We have the leaky home problem, and as you say, the potential for a crisis with Christchurch houses.
I see on the telly a couple of nights ago a similar problem exists with appartments and body corporates. They have not been putting enough aside for future repairs and could all end in another leaky homes crisis situation.
Soon there wont be any houses left in NZ worth buying.
You absolutely must have a consent to do any building work that needs a consent. Check http://www.buildingguide.co.nz/building-guide/building-consents
If those images of central Christchurch on Feb 22 2011 taught us anything, it should be that we need to think very carefully about building regulation.
Following the media lately, there seems to be a real push from the "cut red tape/developer knows best" camp.
Very dangerous.
Scarfie - maybe not entirely fair. Architects probably have to deliver what the customer wants, and what the customer wants is driven by peer-pressure, fear.....
But I think the ultimate problem is across-the-board arrogance. We simply, collectively, thinke we're above worring about Mother Nature any more. We're above bothering about such things as rain falling down, moisture egressing from heated environments, mass vs inertia, the declining quality of materials (we cherry-picked the best timbers first, now it's cardboard requiring bigger washers).
Well, Mother Nature still operates. Rain still falls, earthquakes still happen, moisture follows the laws of physics. It's across-the-board we have to learn from this, but memories are pretty short, ass-covering is pretty endemic, and the consumer society demands unthinking consumption - it'll happen again.
I don't know PDK, some houses survived because they were designed the right way. Architects are at the sharp end and generally well paid for what they do, if they can't get it right then who can we rely on? Engineers and Architects are supposed to be some of the best minds but it seems to me there has been a bowing out to the dollar. That isn't a technical problem, but as you point out more of a moral problem. You don't have to take the customers money if they won't listen to sense.

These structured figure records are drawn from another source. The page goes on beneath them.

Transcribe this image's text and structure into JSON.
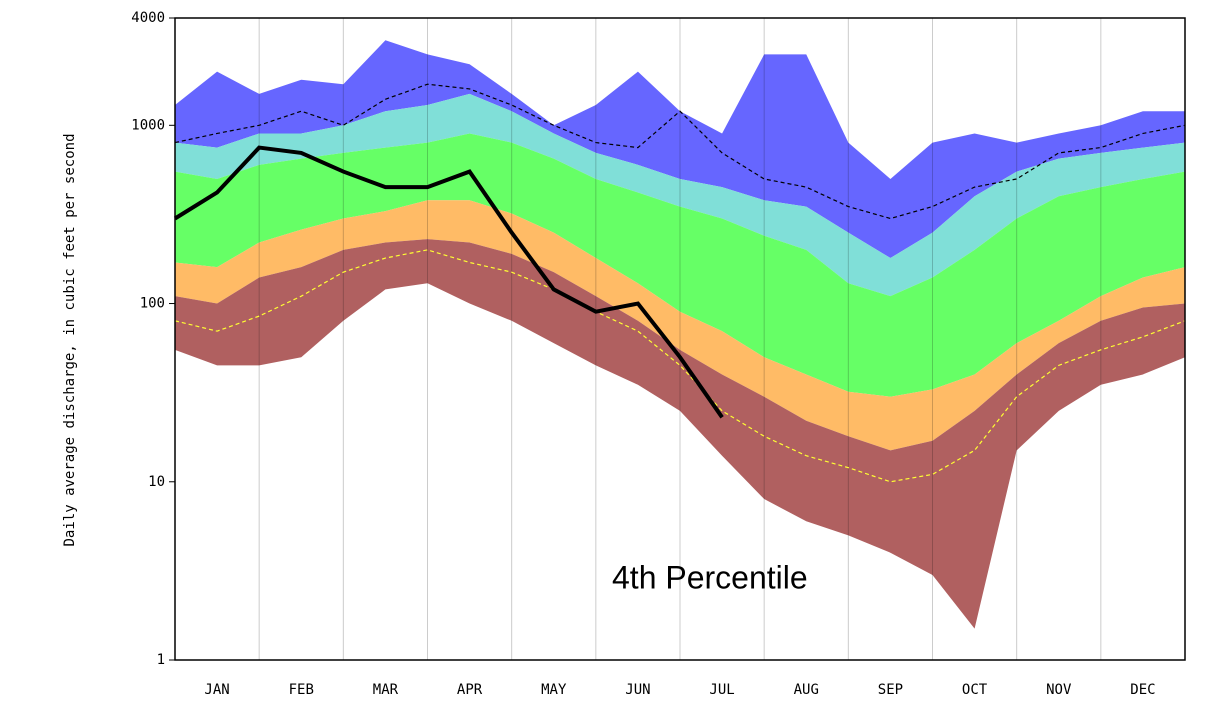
{
  "chart_data": {
    "type": "area",
    "log_y": true,
    "y_label": "Daily average discharge, in cubic feet per second",
    "annotation": "4th Percentile",
    "categories": [
      null,
      "JAN",
      null,
      "FEB",
      null,
      "MAR",
      null,
      "APR",
      null,
      "MAY",
      null,
      "JUN",
      null,
      "JUL",
      null,
      "AUG",
      null,
      "SEP",
      null,
      "OCT",
      null,
      "NOV",
      null,
      "DEC",
      null
    ],
    "ylim": [
      1,
      4000
    ],
    "yticks": [
      1,
      10,
      100,
      1000,
      4000
    ],
    "bands": [
      {
        "color": "#6666ff",
        "values": [
          1300,
          2000,
          1500,
          1800,
          1700,
          3000,
          2500,
          2200,
          1500,
          1000,
          1300,
          2000,
          1200,
          900,
          2500,
          2500,
          800,
          500,
          800,
          900,
          800,
          900,
          1000,
          1200,
          1200
        ]
      },
      {
        "color": "#80dfd8",
        "values": [
          800,
          750,
          900,
          900,
          1000,
          1200,
          1300,
          1500,
          1200,
          900,
          700,
          600,
          500,
          450,
          380,
          350,
          250,
          180,
          250,
          400,
          550,
          650,
          700,
          750,
          800
        ]
      },
      {
        "color": "#66ff66",
        "values": [
          550,
          500,
          600,
          650,
          700,
          750,
          800,
          900,
          800,
          650,
          500,
          420,
          350,
          300,
          240,
          200,
          130,
          110,
          140,
          200,
          300,
          400,
          450,
          500,
          550
        ]
      },
      {
        "color": "#ffbb66",
        "values": [
          170,
          160,
          220,
          260,
          300,
          330,
          380,
          380,
          320,
          250,
          180,
          130,
          90,
          70,
          50,
          40,
          32,
          30,
          33,
          40,
          60,
          80,
          110,
          140,
          160
        ]
      },
      {
        "color": "#b06060",
        "values": [
          110,
          100,
          140,
          160,
          200,
          220,
          230,
          220,
          190,
          150,
          110,
          80,
          55,
          40,
          30,
          22,
          18,
          15,
          17,
          25,
          40,
          60,
          80,
          95,
          100
        ]
      },
      {
        "color": "#b06060",
        "values": [
          55,
          45,
          45,
          50,
          80,
          120,
          130,
          100,
          80,
          60,
          45,
          35,
          25,
          14,
          8,
          6,
          5,
          4,
          3,
          1.5,
          15,
          25,
          35,
          40,
          50
        ]
      }
    ],
    "series": [
      {
        "color": "#000000",
        "dash": true,
        "width": 1.2,
        "values": [
          800,
          900,
          1000,
          1200,
          1000,
          1400,
          1700,
          1600,
          1300,
          1000,
          800,
          750,
          1200,
          700,
          500,
          450,
          350,
          300,
          350,
          450,
          500,
          700,
          750,
          900,
          1000
        ]
      },
      {
        "color": "#ffff33",
        "dash": true,
        "width": 1.2,
        "values": [
          80,
          70,
          85,
          110,
          150,
          180,
          200,
          170,
          150,
          120,
          90,
          70,
          45,
          25,
          18,
          14,
          12,
          10,
          11,
          15,
          30,
          45,
          55,
          65,
          80
        ]
      },
      {
        "color": "#000000",
        "dash": false,
        "width": 4,
        "values": [
          300,
          420,
          750,
          700,
          550,
          450,
          450,
          550,
          250,
          120,
          90,
          100,
          50,
          23,
          null,
          null,
          null,
          null,
          null,
          null,
          null,
          null,
          null,
          null,
          null
        ]
      }
    ]
  }
}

I don't imagine the technical side of the training was so good when John did his qualification, but I don't see that as an excuse. But I am guilty of making this personal when my comments would be better directed to the profession in general.
True.
It can be a bit Catch-22, though. Architect has mortgage, only game in town is to design no-eave house in wet climate, design house for area prone to liquefaction but which some developer pushed some Council some time in the past (were any 'open-up-the-fringes slash no-government types involved in that, I wonder?) to approve, etc. At what point does the obligation override the moral revulsion?
It is a very good question for you to ask where the boundary is, how does a professional know? Perhaps a year three paper for all professional courses should be "morals and ethics". I would be a mandatory paper for anyone taking a salary funded by the taxpayer as well. I have certainly had the training.
This website explains the roots of the problem.
www.chchsolddownthwriver.co.nz
Here is a Presentation for the CERA Community Forum.
http://issuu.com/brightsidepublishing/docs/repairfmafinal_2
Please Share
This is the correct link.
http://www.chchsolddowntheriver.co.nz/
Kate, that is exactly correct. Cash settleing people on destroyed land is cheaper than red zoning the area. Some parts of TC3 will never be buildable due to the 50year guarantee Council needs to give on consented foundations. As we are so close to 9 faultlines (within 20K) the ground needs to be 20% stronger than in other parts of the country.
In my oppinion the governent should take the responsible approach of managed retreat and either relocate or write off the properties on the worst affected TC3 land.
Thanks again Hugo. On the website you refer to the Consumer Protection Act - whereas I think you mean the Consumer Guarantees Act 1993 - found here;
http://www.legislation.govt.nz/act/public/1993/0091/latest/DLM311053.html?src=qs
I note the folks at Consumer Affairs "kicked for touch" and forwarded your query on to the very officials who you are complaining about - that division of MBIE who is directly responsible for preparing those amendments to the Building Act.
Best of luck with the very worthwhile campaign.